Round Trip Flight To Atlantic

That tack was taking me away from New York, and four hours after midnight I could no longer bear it. I dressed and went on deck again. Some of the waves were breaking clear over the ship; one filled the ventilator and shot a jet into the cabin, but everything in it was already wet. I jibbed round on to the west-north-west heading. I reckoned that the wind had dropped to 80mph, but the seas were rougher and would be rougher still later on.

The angle of heel indicator came up against the stop at 55 degrees, and I watched it do so time after time. It was difficult to stand up or to move about the cabin, but the queer thing was that the Aladdin heater went on burning steadily throughout; it just did not seem to care a damn for any storm, and was a great comfort. All night the ship ploughed ahead at 2 to 3 knots, towing the sea anchor and the warp.
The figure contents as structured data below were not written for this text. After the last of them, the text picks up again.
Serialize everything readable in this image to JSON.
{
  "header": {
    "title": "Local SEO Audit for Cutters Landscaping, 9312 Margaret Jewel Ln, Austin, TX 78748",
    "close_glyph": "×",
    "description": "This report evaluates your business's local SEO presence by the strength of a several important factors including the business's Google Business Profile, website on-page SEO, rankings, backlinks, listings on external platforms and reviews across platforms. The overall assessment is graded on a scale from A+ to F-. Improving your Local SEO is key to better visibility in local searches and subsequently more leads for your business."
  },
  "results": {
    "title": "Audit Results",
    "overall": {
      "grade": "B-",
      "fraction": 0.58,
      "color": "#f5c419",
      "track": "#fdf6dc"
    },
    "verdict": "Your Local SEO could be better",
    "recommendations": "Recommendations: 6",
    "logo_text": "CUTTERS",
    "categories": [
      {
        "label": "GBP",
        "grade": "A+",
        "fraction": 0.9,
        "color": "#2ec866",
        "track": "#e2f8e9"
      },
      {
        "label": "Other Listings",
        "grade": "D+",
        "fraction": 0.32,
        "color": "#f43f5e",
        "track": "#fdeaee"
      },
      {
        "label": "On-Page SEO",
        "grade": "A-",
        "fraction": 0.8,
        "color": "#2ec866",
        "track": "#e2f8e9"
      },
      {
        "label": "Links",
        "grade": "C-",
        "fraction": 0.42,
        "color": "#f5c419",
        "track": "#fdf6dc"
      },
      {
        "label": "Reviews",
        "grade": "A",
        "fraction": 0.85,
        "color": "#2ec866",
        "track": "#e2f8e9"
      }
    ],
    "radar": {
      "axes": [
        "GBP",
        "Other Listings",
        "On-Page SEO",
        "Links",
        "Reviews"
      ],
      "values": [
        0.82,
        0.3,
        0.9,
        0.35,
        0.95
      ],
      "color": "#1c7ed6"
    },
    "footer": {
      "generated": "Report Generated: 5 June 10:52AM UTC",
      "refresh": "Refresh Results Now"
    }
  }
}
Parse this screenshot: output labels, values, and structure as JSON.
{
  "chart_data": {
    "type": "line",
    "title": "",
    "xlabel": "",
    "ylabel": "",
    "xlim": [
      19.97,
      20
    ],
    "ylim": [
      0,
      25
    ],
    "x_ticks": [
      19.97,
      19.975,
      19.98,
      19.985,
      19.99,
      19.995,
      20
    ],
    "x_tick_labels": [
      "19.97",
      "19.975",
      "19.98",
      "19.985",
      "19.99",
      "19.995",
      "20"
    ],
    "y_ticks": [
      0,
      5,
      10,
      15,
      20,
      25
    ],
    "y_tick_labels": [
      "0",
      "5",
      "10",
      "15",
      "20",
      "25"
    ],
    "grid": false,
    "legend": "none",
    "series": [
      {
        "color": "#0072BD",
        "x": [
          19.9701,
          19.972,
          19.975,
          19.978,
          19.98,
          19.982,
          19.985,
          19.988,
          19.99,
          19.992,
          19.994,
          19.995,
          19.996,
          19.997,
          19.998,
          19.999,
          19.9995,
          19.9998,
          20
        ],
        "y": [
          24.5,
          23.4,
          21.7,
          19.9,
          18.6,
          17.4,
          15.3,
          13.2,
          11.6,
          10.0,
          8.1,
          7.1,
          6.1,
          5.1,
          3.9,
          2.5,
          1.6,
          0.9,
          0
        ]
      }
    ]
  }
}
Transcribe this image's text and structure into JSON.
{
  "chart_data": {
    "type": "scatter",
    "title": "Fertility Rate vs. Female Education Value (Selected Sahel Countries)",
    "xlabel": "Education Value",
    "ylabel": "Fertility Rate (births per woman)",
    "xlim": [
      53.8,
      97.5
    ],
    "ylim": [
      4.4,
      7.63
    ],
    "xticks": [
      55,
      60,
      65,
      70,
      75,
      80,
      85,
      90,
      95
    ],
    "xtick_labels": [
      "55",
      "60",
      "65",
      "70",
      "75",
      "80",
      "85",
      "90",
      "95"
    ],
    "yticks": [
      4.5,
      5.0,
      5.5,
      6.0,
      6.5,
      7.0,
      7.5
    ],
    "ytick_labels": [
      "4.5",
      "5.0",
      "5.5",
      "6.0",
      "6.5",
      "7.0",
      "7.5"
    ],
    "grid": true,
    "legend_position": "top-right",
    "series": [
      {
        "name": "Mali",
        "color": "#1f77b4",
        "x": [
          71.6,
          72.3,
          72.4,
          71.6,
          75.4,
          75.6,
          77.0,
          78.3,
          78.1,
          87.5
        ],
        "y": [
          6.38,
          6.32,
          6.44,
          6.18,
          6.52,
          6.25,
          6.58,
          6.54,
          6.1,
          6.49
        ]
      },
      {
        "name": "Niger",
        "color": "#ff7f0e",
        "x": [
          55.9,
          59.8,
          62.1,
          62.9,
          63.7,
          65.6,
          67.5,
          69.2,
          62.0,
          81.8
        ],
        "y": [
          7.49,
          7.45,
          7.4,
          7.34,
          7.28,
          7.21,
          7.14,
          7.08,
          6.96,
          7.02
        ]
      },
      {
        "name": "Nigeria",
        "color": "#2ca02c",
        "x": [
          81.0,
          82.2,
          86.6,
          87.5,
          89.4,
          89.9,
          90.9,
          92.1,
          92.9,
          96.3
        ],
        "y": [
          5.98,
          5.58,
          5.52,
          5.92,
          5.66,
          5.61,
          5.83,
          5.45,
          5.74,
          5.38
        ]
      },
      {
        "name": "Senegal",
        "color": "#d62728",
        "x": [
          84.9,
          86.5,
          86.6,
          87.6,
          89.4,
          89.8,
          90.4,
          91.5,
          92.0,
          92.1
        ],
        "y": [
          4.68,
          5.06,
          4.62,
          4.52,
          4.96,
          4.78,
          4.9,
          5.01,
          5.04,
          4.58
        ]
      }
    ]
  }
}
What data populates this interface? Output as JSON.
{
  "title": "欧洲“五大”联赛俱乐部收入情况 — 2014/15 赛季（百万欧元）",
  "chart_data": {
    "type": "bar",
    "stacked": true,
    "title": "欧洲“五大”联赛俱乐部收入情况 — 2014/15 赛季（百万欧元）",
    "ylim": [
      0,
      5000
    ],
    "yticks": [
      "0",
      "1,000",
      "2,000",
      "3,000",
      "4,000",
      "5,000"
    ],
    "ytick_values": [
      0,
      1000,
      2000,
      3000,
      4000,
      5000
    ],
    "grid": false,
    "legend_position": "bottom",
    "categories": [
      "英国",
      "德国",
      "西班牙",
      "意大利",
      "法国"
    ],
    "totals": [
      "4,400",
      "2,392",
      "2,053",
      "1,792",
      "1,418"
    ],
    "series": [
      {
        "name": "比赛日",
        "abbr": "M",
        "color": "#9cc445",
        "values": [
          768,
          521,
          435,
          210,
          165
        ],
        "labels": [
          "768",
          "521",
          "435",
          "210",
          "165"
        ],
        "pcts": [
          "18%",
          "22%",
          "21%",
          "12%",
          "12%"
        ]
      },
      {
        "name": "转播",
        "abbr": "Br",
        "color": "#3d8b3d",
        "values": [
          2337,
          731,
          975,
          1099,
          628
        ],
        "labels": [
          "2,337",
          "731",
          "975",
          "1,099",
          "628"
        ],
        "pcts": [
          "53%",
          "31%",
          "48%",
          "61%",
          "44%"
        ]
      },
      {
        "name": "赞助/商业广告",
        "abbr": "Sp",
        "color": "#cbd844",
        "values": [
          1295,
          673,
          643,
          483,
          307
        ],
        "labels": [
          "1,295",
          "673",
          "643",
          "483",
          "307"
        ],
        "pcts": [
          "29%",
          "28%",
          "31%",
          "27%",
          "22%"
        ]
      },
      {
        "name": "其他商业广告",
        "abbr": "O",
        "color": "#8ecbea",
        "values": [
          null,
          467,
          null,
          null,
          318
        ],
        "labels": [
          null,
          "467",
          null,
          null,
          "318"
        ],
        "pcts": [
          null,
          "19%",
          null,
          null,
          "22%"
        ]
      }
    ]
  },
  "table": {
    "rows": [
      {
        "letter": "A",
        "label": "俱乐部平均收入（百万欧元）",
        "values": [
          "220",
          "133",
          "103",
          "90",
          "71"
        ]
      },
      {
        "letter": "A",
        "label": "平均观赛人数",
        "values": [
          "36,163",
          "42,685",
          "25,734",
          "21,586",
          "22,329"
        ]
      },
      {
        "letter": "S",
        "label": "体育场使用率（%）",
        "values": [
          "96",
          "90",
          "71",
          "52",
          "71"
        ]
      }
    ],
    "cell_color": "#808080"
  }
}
Round Trip Flight To Atlantic Photo Gallery



Next morning the wind had dropped. It was still Force 9 but I went on deck relaxed and grateful to be alive. I climbed on the stern pulpit to try making some temporary repairs to Miranda, and looked round to survey the deck. It was incredible, but nothing much seemed to have happened. The dinghy was still on deck, lashed to the cabin top. (I had doubled all the lashings, of course.) Apart from Miranda’s gear, which was in a mess, and her gaff gooseneck, which had sheared, the only damage was that the bolts fastening five stanchions had snapped, and a small section of bulwark has been carried away.

The wind was still north-north-east. The turbulent, impressive seas, like mountainous white-capped country, rode down on to the ship. The waves were not regular. Looking down from a crest to the trough below, I estimated the height at about 25 feet. With the wind abated, I could now hear the striker seas coming. There would be a lull as the ship was deep in the trough, and I would hear the sizzling sound from the comber before it struck. I wondered if I could set a spitfire jib aback to ease the deadly rolling which made it dangerous to move about below. I hoped that none of my rivals had been caught in this storm. They might well have escaped it if I was right in thinking that it was a small cyclonic eddy, a williwaw, of perhaps only 50 miles diameter between a high and a low pressure system. The calm preceding it, and the rapid decrease in wind strength afterwards, were evidence to support this.

By 8.45 p.m. the wind was down to Force 6, and I had a small jib set and drawing. I could not set any more until Miranda was in action again. She looked a forlorn wreck. While I was writing up my log a wave broke over the whole boat. I was driven nearly crazy by the rolling. I put one foot against the chart table so that I could peel some cooked potatoes, but the boat snapped over on to the other beam and the whole saucepanful of potatoes shot over the cabin floor.